We watched his endeavors with considerable anxiety, for if he did succeed in getting on to the bank, it would be an easy matter for him to get at us, by means of the bridge. The rope, however, by which he was attached to the Sister-in-Law was not sufficiently long to enable him to do this, and while he was unfastening it there was a sudden cry in the direction of the tunnel, and a moment afterwards, screaming, kicking, and struggling, the whole party rapidly disappeared down the shute.

The rope had given way!

“He, he, he! Ha, ha!” laughed his Majesty, as the huddled mass vanished in the distance. “What a lark! Oh what a muddle they will be in when they reach the bottom.”
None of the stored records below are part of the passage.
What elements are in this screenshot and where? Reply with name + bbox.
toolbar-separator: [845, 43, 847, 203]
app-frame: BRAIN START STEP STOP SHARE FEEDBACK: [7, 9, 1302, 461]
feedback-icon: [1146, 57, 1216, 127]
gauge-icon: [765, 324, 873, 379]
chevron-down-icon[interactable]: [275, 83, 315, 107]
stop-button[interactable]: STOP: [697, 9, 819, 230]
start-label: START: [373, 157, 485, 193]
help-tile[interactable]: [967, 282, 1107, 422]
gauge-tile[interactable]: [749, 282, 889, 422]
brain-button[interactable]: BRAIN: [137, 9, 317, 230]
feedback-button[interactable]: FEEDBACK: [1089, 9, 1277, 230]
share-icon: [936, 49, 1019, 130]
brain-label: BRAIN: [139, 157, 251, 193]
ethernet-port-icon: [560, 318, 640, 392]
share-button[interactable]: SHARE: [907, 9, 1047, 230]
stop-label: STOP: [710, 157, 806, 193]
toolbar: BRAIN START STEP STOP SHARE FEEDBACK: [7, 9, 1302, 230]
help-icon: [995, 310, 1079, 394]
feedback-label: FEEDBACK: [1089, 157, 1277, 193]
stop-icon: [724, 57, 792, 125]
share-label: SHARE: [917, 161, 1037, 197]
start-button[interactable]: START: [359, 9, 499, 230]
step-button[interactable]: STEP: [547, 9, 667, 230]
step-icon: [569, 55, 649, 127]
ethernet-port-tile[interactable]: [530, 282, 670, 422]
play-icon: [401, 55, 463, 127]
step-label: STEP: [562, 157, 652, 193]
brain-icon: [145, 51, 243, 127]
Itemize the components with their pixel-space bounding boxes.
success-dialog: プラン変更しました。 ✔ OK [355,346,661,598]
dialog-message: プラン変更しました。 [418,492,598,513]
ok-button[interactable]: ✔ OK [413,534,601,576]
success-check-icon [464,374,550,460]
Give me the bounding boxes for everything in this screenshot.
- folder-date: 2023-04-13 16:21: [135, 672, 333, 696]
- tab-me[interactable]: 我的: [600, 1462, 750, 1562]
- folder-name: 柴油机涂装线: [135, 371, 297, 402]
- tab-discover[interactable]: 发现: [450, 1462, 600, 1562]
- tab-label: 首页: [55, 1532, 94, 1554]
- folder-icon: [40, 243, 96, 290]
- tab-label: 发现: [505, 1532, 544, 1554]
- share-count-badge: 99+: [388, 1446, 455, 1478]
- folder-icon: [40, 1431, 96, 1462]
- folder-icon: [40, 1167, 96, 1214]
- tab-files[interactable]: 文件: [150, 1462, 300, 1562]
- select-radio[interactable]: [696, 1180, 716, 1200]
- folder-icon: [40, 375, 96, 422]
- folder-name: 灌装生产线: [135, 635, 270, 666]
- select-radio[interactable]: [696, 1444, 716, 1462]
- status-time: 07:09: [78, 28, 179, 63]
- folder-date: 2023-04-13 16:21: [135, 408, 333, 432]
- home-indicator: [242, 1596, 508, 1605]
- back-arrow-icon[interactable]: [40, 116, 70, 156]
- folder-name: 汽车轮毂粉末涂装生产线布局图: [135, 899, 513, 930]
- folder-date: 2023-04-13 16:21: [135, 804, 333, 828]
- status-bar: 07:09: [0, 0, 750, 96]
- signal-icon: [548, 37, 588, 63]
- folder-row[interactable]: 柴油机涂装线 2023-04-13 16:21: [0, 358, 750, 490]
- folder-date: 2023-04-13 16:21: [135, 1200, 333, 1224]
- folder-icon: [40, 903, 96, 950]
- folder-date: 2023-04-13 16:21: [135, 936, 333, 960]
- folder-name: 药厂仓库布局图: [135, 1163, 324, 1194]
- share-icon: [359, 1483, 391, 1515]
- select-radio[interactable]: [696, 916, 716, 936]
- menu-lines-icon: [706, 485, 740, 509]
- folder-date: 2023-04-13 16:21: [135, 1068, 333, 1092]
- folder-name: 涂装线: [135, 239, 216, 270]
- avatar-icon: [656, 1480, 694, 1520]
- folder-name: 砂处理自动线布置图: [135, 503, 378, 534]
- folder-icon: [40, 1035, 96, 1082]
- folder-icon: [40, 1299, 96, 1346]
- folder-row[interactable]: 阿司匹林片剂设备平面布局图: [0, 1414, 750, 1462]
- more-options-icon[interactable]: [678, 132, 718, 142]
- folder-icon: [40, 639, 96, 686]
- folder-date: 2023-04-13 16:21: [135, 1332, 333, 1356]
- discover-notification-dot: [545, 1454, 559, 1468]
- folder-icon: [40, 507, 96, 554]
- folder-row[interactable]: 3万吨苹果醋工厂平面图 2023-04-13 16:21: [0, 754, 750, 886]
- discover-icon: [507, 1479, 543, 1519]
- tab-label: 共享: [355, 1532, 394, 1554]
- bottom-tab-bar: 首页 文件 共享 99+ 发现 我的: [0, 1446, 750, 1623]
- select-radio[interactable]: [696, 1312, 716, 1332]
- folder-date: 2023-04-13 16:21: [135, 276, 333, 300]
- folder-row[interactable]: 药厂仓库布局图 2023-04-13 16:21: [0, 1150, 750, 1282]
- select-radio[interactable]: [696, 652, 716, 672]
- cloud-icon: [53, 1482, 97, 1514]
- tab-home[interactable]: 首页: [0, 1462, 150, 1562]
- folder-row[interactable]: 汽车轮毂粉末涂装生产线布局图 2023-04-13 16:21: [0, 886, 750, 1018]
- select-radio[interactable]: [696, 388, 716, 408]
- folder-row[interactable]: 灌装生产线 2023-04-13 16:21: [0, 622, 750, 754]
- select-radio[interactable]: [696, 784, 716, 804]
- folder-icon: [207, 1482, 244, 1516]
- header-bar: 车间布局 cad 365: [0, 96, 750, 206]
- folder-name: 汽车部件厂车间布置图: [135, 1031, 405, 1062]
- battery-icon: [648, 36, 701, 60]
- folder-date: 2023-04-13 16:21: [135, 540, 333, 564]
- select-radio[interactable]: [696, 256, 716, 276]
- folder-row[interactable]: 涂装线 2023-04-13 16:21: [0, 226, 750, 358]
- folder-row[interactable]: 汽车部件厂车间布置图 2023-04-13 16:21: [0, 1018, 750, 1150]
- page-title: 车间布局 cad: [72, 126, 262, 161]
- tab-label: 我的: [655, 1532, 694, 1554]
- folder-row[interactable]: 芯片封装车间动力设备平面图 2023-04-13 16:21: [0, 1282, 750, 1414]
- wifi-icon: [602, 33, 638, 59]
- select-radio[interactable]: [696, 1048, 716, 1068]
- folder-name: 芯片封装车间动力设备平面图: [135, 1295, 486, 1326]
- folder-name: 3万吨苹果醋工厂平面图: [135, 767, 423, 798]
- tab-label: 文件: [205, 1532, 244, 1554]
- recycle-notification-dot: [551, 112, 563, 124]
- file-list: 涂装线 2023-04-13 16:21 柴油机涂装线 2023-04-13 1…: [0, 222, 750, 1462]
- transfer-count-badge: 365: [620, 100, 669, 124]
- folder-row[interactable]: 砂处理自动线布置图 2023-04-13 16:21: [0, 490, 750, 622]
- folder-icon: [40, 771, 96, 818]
I tried to imagine what would be the result, and came to the conclusion that, uncomfortable as I was in my present position, I would rather be where I was than attached to the rope with the others.

In the meantime the little blue people, their curiosity evidently aroused by the noise, were hurrying towards us as quickly as possible, bringing with them a very stout blue person, who was waddling along, being alternately pushed and pulled by the others in their eagerness to reach us.

“See, there they are!” cried the little lady whose name we afterwards found out was Gra-Shus. “Oh my! Aren’t they a funny color?”